Apple and the Android-based platforms dominate the Australian market with more than 87 per cent market share. The rest is shared between operating systems such as Nokia's now discontinued Symbian, Windows and BlackBerry, according to Telsyte, an industry consultancy.

Mr Elop said Nokia's new range of phones would be targeting business users and new devices were designed to synchronise with desktop-based Microsoft office systems. "We are very aggressively going after the business market place," he said.

The company has so far signed up Sara Lee and Bridgestone as its business customers.

Nokia showed early signs of recovery in the final quarter of last year, when it unveiled a surprise profit for its core mobile business unit for the first time in a year, driven by sales of its flagship Lumia smartphones.
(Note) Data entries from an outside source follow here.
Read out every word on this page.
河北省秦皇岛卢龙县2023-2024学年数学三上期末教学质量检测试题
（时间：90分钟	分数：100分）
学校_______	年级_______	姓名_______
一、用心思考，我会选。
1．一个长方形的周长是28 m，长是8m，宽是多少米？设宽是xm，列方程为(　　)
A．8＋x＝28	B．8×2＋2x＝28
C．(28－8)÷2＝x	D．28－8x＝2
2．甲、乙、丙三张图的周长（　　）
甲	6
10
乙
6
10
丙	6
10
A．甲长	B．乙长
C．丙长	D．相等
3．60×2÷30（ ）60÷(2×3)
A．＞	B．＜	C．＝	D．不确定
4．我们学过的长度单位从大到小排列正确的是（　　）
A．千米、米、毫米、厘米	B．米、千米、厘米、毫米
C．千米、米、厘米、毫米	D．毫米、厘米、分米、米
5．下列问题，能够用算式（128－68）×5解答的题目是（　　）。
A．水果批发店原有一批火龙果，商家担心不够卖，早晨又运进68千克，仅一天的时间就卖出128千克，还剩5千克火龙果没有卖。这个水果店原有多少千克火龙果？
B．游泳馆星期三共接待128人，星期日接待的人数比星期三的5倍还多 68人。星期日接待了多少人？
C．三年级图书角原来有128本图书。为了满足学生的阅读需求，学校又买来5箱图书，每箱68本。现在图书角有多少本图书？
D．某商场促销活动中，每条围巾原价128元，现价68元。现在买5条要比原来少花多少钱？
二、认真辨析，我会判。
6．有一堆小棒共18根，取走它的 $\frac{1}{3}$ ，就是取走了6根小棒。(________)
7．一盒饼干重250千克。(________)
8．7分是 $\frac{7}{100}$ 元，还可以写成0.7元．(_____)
However, the company warned that the razor-thin margins - 1.3 per cent - from the mobile division could turn red again in the first quarter of this year. Nokia was once the largest maker of mobile handsets in the world with about 80 per cent market share in 2003. But it has since been overtaken by Apple and South Korean giant Samsung. Apple sold more iPhone 5s in the first weekend of its release last year than Nokia did in the final quarter of last year.

Nokia has also been losing ground in China, one of the most hotly contested mobile handset markets. Sales fell 80 per cent year-on-year in the last quarter.

The Nokia boss said his company had signed an important distribution agreement with China Mobile - the world's largest mobile carrier - to boost its presence in that country.